Fish & Game have also been very encouraging about our fish and stream monitoring programmes. The local farmers have been interested in our projects and have helped with equipment and access to their properties. The Wyndham community board is well informed about our activities and have given permission for our activities on land under their responsibility. The national Enviroschools team and Toimata Foundation, who have contributed funding for this project, receive updates of the learning and work being carried out. We would also like to acknowledge the support we received from the O-I Pacific Environment Fund.



Student checking a net for the first time. Involvement in the project gave him the confidence to have a go at the wading, when initially he was not comfortable in doing it.

The most significant impact of what we are doing has been on the students themselves. They are out there and making a contribution to the sustainability of the environment where they live.
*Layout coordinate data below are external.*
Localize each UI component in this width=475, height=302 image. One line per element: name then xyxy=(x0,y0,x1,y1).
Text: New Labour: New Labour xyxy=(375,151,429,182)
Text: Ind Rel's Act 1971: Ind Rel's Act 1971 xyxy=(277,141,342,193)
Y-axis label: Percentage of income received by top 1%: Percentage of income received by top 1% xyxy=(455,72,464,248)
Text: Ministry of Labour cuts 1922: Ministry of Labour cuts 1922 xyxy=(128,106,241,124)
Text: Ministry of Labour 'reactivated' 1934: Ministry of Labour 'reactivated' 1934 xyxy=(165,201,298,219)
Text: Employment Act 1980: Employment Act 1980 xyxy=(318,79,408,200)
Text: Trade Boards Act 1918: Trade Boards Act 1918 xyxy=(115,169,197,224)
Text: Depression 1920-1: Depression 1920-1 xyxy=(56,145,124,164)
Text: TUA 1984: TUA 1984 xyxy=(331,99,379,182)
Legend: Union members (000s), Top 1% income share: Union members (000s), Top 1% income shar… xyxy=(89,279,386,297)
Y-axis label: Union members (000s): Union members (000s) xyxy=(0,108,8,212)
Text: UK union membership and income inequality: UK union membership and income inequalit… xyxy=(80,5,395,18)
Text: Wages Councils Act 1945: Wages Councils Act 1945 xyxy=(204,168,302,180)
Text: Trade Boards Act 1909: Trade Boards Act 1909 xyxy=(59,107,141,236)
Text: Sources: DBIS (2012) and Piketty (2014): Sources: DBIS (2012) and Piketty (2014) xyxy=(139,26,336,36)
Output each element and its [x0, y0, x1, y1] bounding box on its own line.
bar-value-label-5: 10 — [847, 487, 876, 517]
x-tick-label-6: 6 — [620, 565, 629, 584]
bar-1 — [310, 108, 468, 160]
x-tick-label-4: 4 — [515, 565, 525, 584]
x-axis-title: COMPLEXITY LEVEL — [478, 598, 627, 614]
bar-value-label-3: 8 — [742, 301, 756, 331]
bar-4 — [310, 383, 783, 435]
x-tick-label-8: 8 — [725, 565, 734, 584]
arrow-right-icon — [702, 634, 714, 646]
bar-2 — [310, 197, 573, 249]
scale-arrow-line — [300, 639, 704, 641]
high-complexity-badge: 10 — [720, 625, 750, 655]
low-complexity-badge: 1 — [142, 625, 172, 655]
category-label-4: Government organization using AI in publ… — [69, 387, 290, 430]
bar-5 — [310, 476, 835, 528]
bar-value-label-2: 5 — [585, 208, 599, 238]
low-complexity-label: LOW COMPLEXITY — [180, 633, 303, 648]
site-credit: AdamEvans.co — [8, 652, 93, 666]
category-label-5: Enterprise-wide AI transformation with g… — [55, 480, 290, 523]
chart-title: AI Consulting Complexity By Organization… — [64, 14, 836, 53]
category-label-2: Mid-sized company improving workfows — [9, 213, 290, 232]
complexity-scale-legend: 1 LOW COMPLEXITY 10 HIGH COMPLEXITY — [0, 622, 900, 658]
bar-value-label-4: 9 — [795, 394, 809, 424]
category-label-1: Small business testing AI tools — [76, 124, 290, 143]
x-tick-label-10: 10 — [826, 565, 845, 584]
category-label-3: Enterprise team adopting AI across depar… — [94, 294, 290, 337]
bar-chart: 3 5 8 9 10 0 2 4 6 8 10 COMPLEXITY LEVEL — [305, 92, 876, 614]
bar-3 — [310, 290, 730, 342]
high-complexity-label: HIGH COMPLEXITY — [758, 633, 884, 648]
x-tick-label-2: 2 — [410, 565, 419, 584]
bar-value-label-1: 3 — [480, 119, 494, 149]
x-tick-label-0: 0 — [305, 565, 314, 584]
They have experienced the success and failures of some of our activities and have learned that making mistakes is OK, provided they are not repeated and have enjoyed the hands-on method to our activities. They also understand the processes better and have learned new things about some of the unique species that live on their doorsteps. They all eat whitebait but did not appreciate that these could be the babies of the giant kōkopu in the local oxbow, until now.



“The work of the students has identified an area with a significant population of giant kōkopu on a regional and probably national level. Their efforts have raised the conservation status of the local oxbow lake, and we would have been none the wiser about them, if they had not got involved.” – A comment made by a senior scientist from Environment Southland

Banner image: Students checking nets in the local oxbow for giant kōkopu.